Forcément, quand on parle de prévention de la récidive ou de réinsertion sociale, on n’est pas juste sur une problématique d’universitaire, on a besoin d’un ensemble d’acteurs. On a besoin de chercheurs, d’enseignants-chercheurs pour porter ou apporter une forme de rationalité scientifique, mais également pour avoir une distance nécessaire avec un objet qui a une très forte connotation politique, médiatique, parfois avec une forte valence émotionnelle en fonction de la nature des faits divers qui sont rapportés notamment dans les médias ou qui sont repris par le discours politique.
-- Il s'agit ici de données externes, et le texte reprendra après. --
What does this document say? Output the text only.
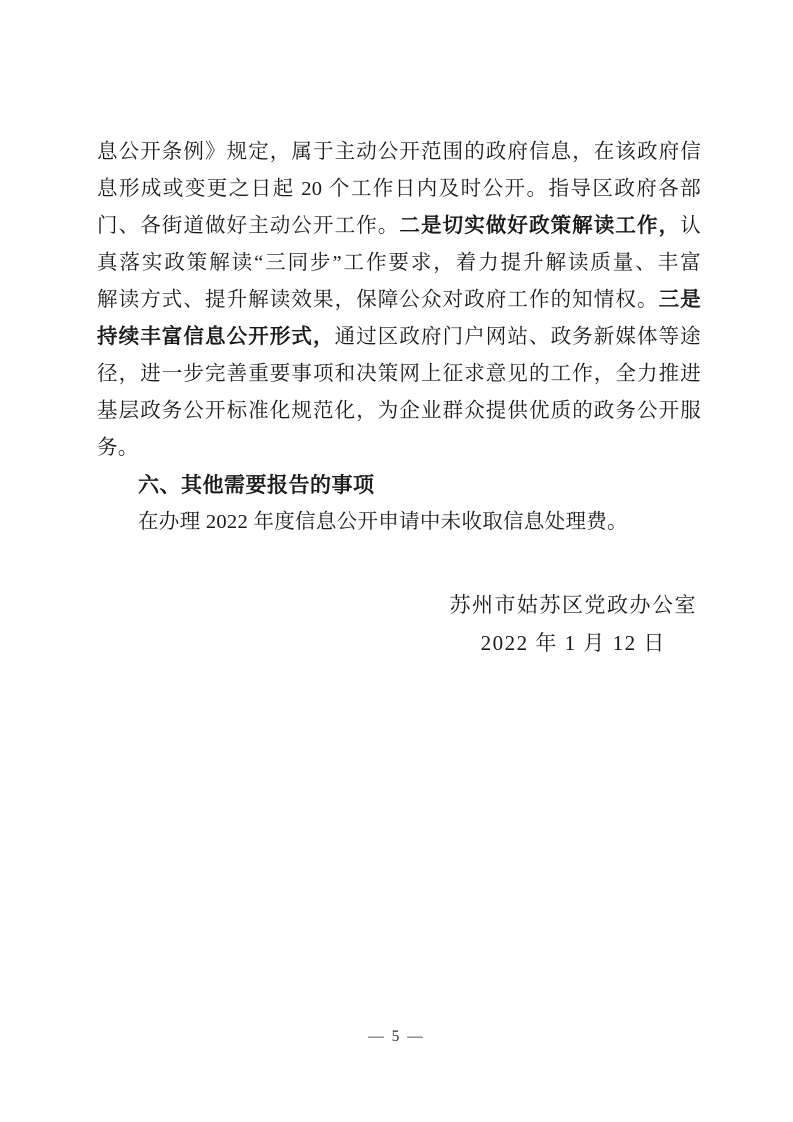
息公开条例》规定，属于主动公开范围的政府信息，在该政府信
息形成或变更之日起 20 个工作日内及时公开。指导区政府各部
门、各街道做好主动公开工作。二是切实做好政策解读工作，认
真落实政策解读“三同步”工作要求，着力提升解读质量、丰富
解读方式、提升解读效果，保障公众对政府工作的知情权。三是
持续丰富信息公开形式，通过区政府门户网站、政务新媒体等途
径，进一步完善重要事项和决策网上征求意见的工作，全力推进
基层政务公开标准化规范化，为企业群众提供优质的政务公开服
务。
六、其他需要报告的事项
在办理 2022 年度信息公开申请中未收取信息处理费。
苏州市姑苏区党政办公室
2022 年 1 月 12 日
— 5 —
On a également besoin d’acteurs politiques sur ces questions-là qui ont aussi leur propre rationalité, qu’on doit pouvoir interroger sans a priori pour la comprendre et engager un discours, un échange. On a aussi besoin des acteurs de la société civile parce que ce sont des acteurs qui vont aussi porter cette action publique au regard des actions que les acteurs de la société civile vont porter, parfois en permettant à la fois d’éclairer le travail des chercheurs, mais également l’action des politiques avec, à certains égards, une certaine marge de liberté que peuvent ne pas toujours avoir des acteurs institutionnels ou des administrations, avec des intérêts et des limites, mais vraiment l’idée de pouvoir discuter ces trois grands groupes d’acteurs autour de la thématique. Et pour la question des jeunes chercheurs, c’est un lieu commun, les jeunes chercheurs sont les chercheurs de demain. C’est important de leur permettre de nouer et de créer des relations dans le cadre d’un réseau qui va pouvoir leur servir à moyen et plus long terme. Également, il y a une vraie volonté qui, je pense, est partagée par l’ensemble des membres du réseau, et qui est de pouvoir travailler sur une problématique de manière interdisciplinaire et pluridisciplinaire, ce que la littérature anglo-saxonne appelle le team science, qui est assurément la recherche d’aujourd’hui et la recherche de demain, en particulier en SHS, qui a quand même un historique d’avoir un regard trop monodisciplinaire sur des objets et qui a pu avoir du mal à penser la transversalité qu’on essaye de mettre en avant dans ce réseau-là et auquel on essaye d’exposer les jeunes chercheurs.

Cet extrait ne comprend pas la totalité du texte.